Sometimes I thought of Matisse when I saw your work. Who are your idols or all-time-favourites in the art world?
Yes I hear that a lot, but isn’t it because we are both French and use lots of colours? I love Matisse of course and most of all his philosophy, he really synthetized the way of painting and went straight to the point with few lines and with colours. Jean-Michel Basquiat, a total enfant terrible and an inspiration for me. As well as Danny Fox, they are both self-taught painter and I think it allows them to paint so freely, they do different work but both are sophisticated and impertinent, love it! Same for Sam Doyle, as-well self-taught painter, considered as “outsider artist”. All of them have something so pure, they have it in them, you know what I mean? Don’t need to go to school, because they have it already, they express themselves with their own style and sensitivity, seen “naïve” or “primitive” for some people but it’s think it’s brut, pure and really real, they don’t try hard to gain a style, they just have it. Helen Frankenthaler, amazing work! I learned a lot from her “soak stain” technique and could experiment a lot with oil paint and reach another dimension with colours.
And even if I sound cheesy, I add Manuel Wroblewski, my beloved, in my list!

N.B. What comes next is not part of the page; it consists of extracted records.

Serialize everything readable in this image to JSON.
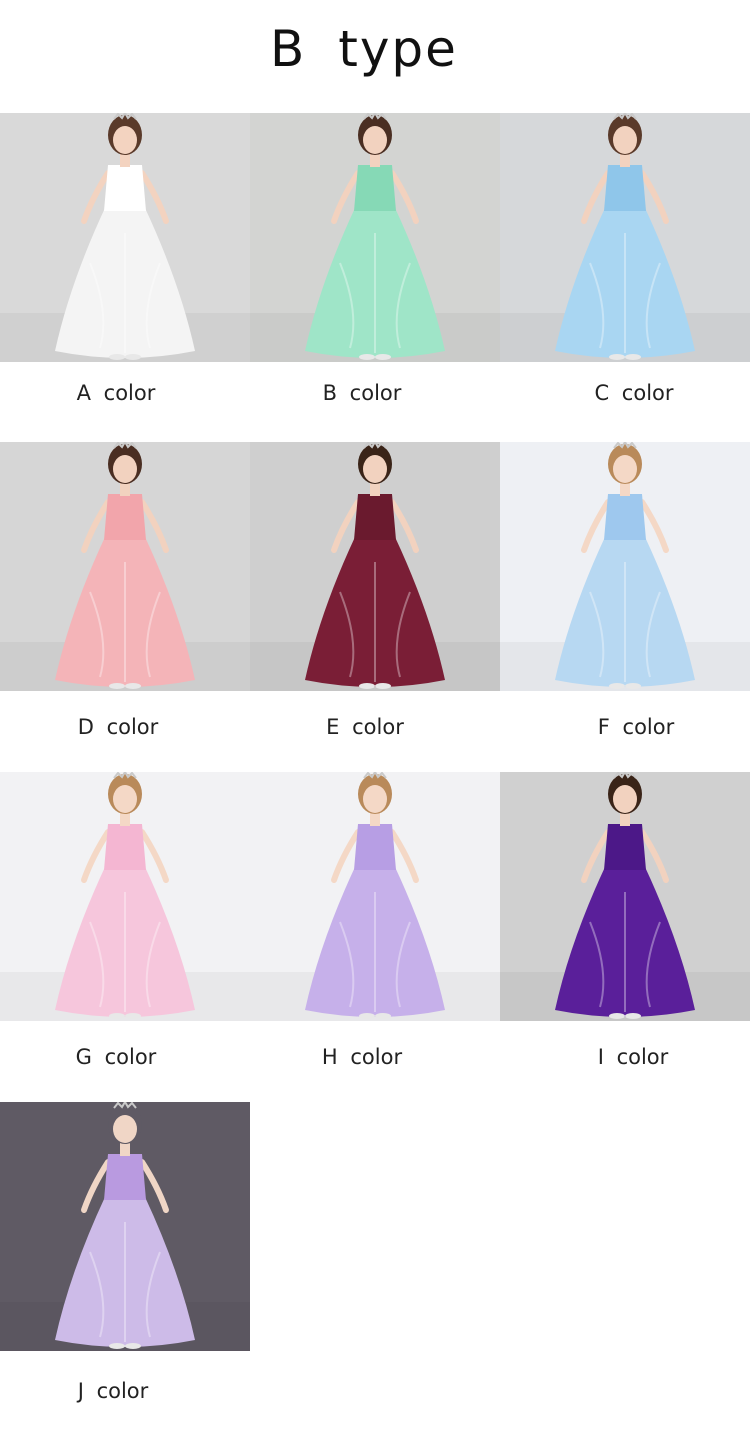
{
  "title": "B type",
  "products": [
    {
      "label": "A color",
      "bg": "#d9d9d9",
      "dress": "#f4f4f4",
      "bodice": "#ffffff",
      "hair": "#5a3a2a",
      "skin": "#f3d3c0"
    },
    {
      "label": "B color",
      "bg": "#d3d4d2",
      "dress": "#9fe5c8",
      "bodice": "#86d9b6",
      "hair": "#4a2e22",
      "skin": "#f2d2bf"
    },
    {
      "label": "C color",
      "bg": "#d6d8da",
      "dress": "#a9d6f2",
      "bodice": "#8fc6ea",
      "hair": "#5a3a2a",
      "skin": "#f2d2bf"
    },
    {
      "label": "D color",
      "bg": "#d6d6d6",
      "dress": "#f4b4b8",
      "bodice": "#f2a5ab",
      "hair": "#4a2e22",
      "skin": "#f2d2bf"
    },
    {
      "label": "E color",
      "bg": "#cfcfcf",
      "dress": "#7a1e36",
      "bodice": "#6a1a2e",
      "hair": "#3a2418",
      "skin": "#f2d2bf"
    },
    {
      "label": "F color",
      "bg": "#eef0f4",
      "dress": "#b7d8f2",
      "bodice": "#9ec8ee",
      "hair": "#b98a5a",
      "skin": "#f4d8c6"
    },
    {
      "label": "G color",
      "bg": "#f2f2f4",
      "dress": "#f6c6dc",
      "bodice": "#f4b6d2",
      "hair": "#b98a5a",
      "skin": "#f4d8c6"
    },
    {
      "label": "H color",
      "bg": "#f2f2f4",
      "dress": "#c6b0ea",
      "bodice": "#b79ee4",
      "hair": "#b98a5a",
      "skin": "#f4d8c6"
    },
    {
      "label": "I color",
      "bg": "#d0d0d0",
      "dress": "#5a1f9a",
      "bodice": "#4c1888",
      "hair": "#3a2418",
      "skin": "#f2d2bf"
    },
    {
      "label": "J color",
      "bg": "#5f5a64",
      "dress": "#cdbbe8",
      "bodice": "#b99ae0",
      "hair": "#5f5a64",
      "skin": "#f0d6c6"
    }
  ]
}
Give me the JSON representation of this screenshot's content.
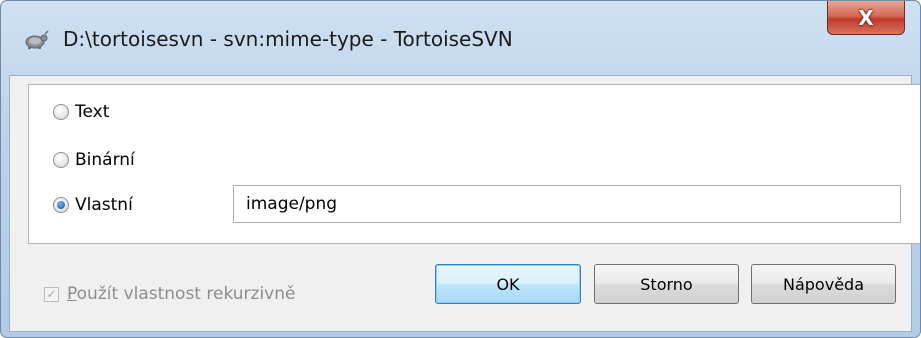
{
  "window": {
    "title": "D:\\tortoisesvn - svn:mime-type - TortoiseSVN",
    "close_label": "X"
  },
  "mime_type": {
    "options": [
      {
        "label": "Text",
        "checked": false
      },
      {
        "label": "Binární",
        "checked": false
      },
      {
        "label": "Vlastní",
        "checked": true
      }
    ],
    "custom_value": "image/png"
  },
  "recursive": {
    "label_prefix": "P",
    "label_rest": "oužít vlastnost rekurzivně",
    "checked": true,
    "enabled": false,
    "check_glyph": "✓"
  },
  "buttons": {
    "ok": "OK",
    "cancel": "Storno",
    "help": "Nápověda"
  },
  "colors": {
    "close_button": "#c0392b",
    "default_button_border": "#3c7fb1"
  }
}
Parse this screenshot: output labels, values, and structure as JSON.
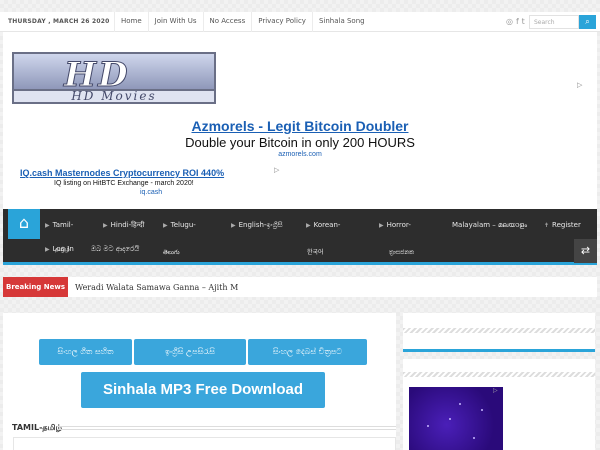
{
  "topbar": {
    "date": "THURSDAY , MARCH 26 2020",
    "nav": [
      "Home",
      "Join With Us",
      "No Access",
      "Privacy Policy",
      "Sinhala Song"
    ],
    "social_icons": [
      "rss-icon",
      "facebook-icon",
      "twitter-icon"
    ],
    "search_placeholder": "Search",
    "search_icon": "search-icon"
  },
  "header": {
    "logo_main": "HD",
    "logo_sub": "HD Movies"
  },
  "ads": {
    "ad1": {
      "title": "Azmorels - Legit Bitcoin Doubler",
      "description": "Double your Bitcoin in only 200 HOURS",
      "url": "azmorels.com"
    },
    "ad2": {
      "title": "IQ.cash Masternodes Cryptocurrency ROI 440%",
      "description": "IQ listing on HitBTC Exchange - march 2020!",
      "url": "iq.cash"
    },
    "adchoices_icon": "adchoices-icon"
  },
  "mainnav": {
    "home_icon": "home-icon",
    "items": [
      {
        "label": "Tamil-"
      },
      {
        "label": "Hindi-हिन्दी"
      },
      {
        "label": "Telugu-"
      },
      {
        "label": "English-ඉංග්‍රීසි"
      },
      {
        "label": "Korean-"
      },
      {
        "label": "Horror-"
      },
      {
        "label": "Malayalam – മലയാളം"
      },
      {
        "label": "Register"
      }
    ],
    "wrapped": {
      "tamil": "தமிழ்",
      "telugu": "తెలుగు",
      "korean": "한국어",
      "horror": "ත්‍රාසජනක",
      "login": "Log In",
      "extra": "ඔබ මට ආදරෙයි"
    },
    "shuffle_icon": "shuffle-icon"
  },
  "breaking": {
    "label": "Breaking News",
    "ticker": "Weradi Walata Samawa Ganna – Ajith M"
  },
  "content": {
    "category_buttons": [
      "සිංහල ගීත සහිත",
      "ඉංග්‍රීසි උපසිරැසි",
      "සිංහල දෙබස් චිත්‍රපට"
    ],
    "mp3_button": "Sinhala MP3 Free Download",
    "section_title": "TAMIL-தமிழ்"
  }
}
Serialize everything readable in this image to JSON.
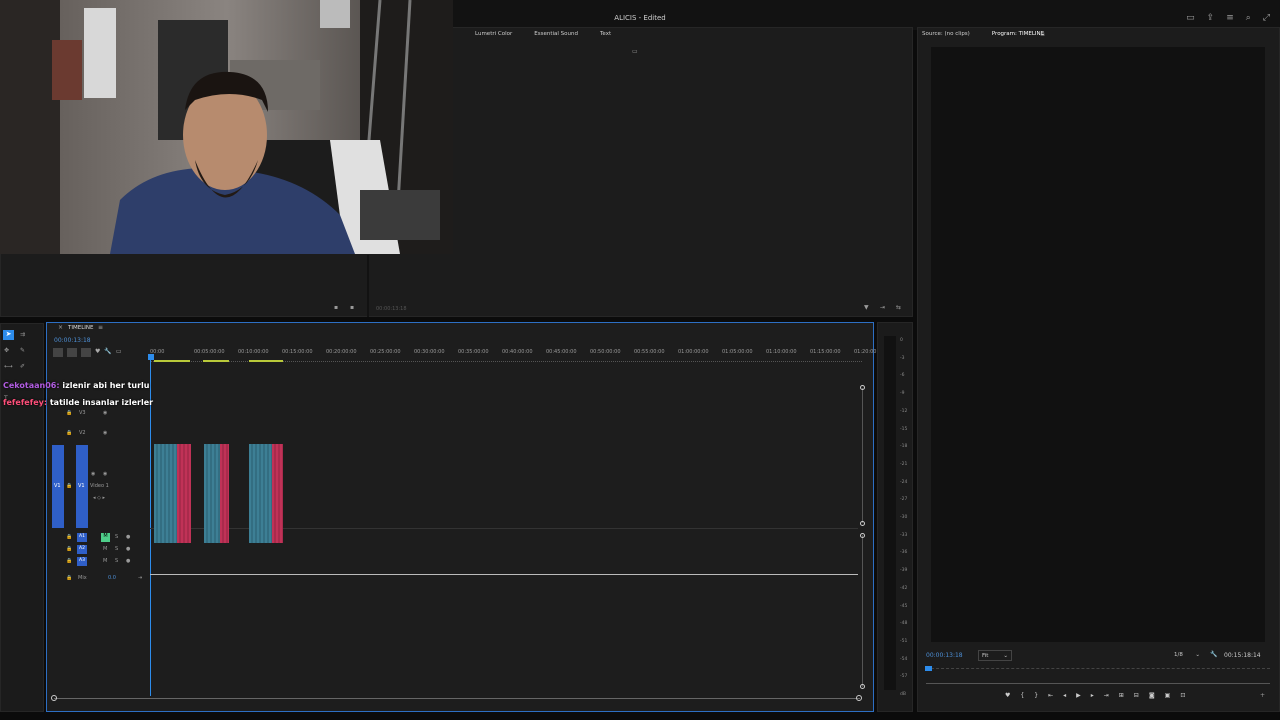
{
  "app": {
    "title": "ALICIS - Edited"
  },
  "effects_panel": {
    "tabs": [
      "Lumetri Color",
      "Essential Sound",
      "Text"
    ]
  },
  "source_panel": {
    "timecode": "00:00:13:18"
  },
  "program_monitor": {
    "tabs": [
      "Source: (no clips)",
      "Program: TIMELINE"
    ],
    "timecode": "00:00:13:18",
    "fit": "Fit",
    "resolution": "1/8",
    "duration": "00:15:18:14"
  },
  "timeline": {
    "title": "TIMELINE",
    "timecode": "00:00:13:18",
    "ruler": [
      "00:00",
      "00:05:00:00",
      "00:10:00:00",
      "00:15:00:00",
      "00:20:00:00",
      "00:25:00:00",
      "00:30:00:00",
      "00:35:00:00",
      "00:40:00:00",
      "00:45:00:00",
      "00:50:00:00",
      "00:55:00:00",
      "01:00:00:00",
      "01:05:00:00",
      "01:10:00:00",
      "01:15:00:00",
      "01:20:00:0"
    ],
    "tracks": {
      "v3": "V3",
      "v2": "V2",
      "v1": "V1",
      "v1_name": "Video 1",
      "a1": "A1",
      "a2": "A2",
      "a3": "A3",
      "mix_label": "Mix",
      "mix_value": "0.0"
    }
  },
  "meter": {
    "scale": [
      "0",
      "-3",
      "-6",
      "-9",
      "-12",
      "-15",
      "-18",
      "-21",
      "-24",
      "-27",
      "-30",
      "-33",
      "-36",
      "-39",
      "-42",
      "-45",
      "-48",
      "-51",
      "-54",
      "-57",
      "dB"
    ]
  },
  "chat": [
    {
      "user": "Cekotaan06:",
      "message": "izlenir abi her turlu",
      "user_color": "#b05ce0"
    },
    {
      "user": "fefefefey:",
      "message": "tatilde insanlar izlerler",
      "user_color": "#ff4f7a"
    }
  ],
  "colors": {
    "accent": "#2d8ceb",
    "clip_video": "#3d7f95",
    "clip_audio": "#c03257",
    "track_blue": "#2f5fc8"
  }
}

He also creates in a way that I’ve never seen before, he models wood, like somebody could model clay and creates giant pieces that are directly coming out of his mind. He is totally another “outsider”/ self-taught artist who found his unique way of expression and I’m so happy I get to share his vision every day!
Your studio at Villa Heike is an amazing place to work, with an unbelievable history – how does it feel to work there?
Yes the studio is incredible, I feel so lucky to work there and enjoy every single day. The history of the building and the whole area back in the days remain mysterious and is shady. We have the chance now to open a new chapter in history and to create a positive space by the way we use this space today.
You are sharing your studio with the artist Manuel Wroblewski – how does this influence your work? Or how do you guys influence each other?
We are sharing everything: our studio, our apartment, our bed, our knowledge! We work in different rooms, so that we can really focus and create our own world. I’m definitely learning a lot from him, I think we learn a lot from each other. We do influence each other a lot, I mean I just made a whole series of portraits of him! But we always respect each others style and work. He tells me what he thinks about my work only if I ask him and vice-versa, we try to give space to each other and to don’t disturb during the creating process. And we like to take naps after lunch.
What’s next, do you already know where your next exhibitions take place?
Next is … to keep on working, I need to produce for the next exhibition. I’ll have a show in Kreuzberg in autumn. We will have another open studio in Villa Heike. And my goal is to have a gallery in Denmark this year (fingers crossed!). And for the rest, keep on being happy, in love, working my ass off and enjoy life!
Sounds awesome - I wish you all the best for the future! Thanks for the nice chat, it was really great to be here.
My pleasure! Thanks for your visit. You’re always welcome to come around for a beer!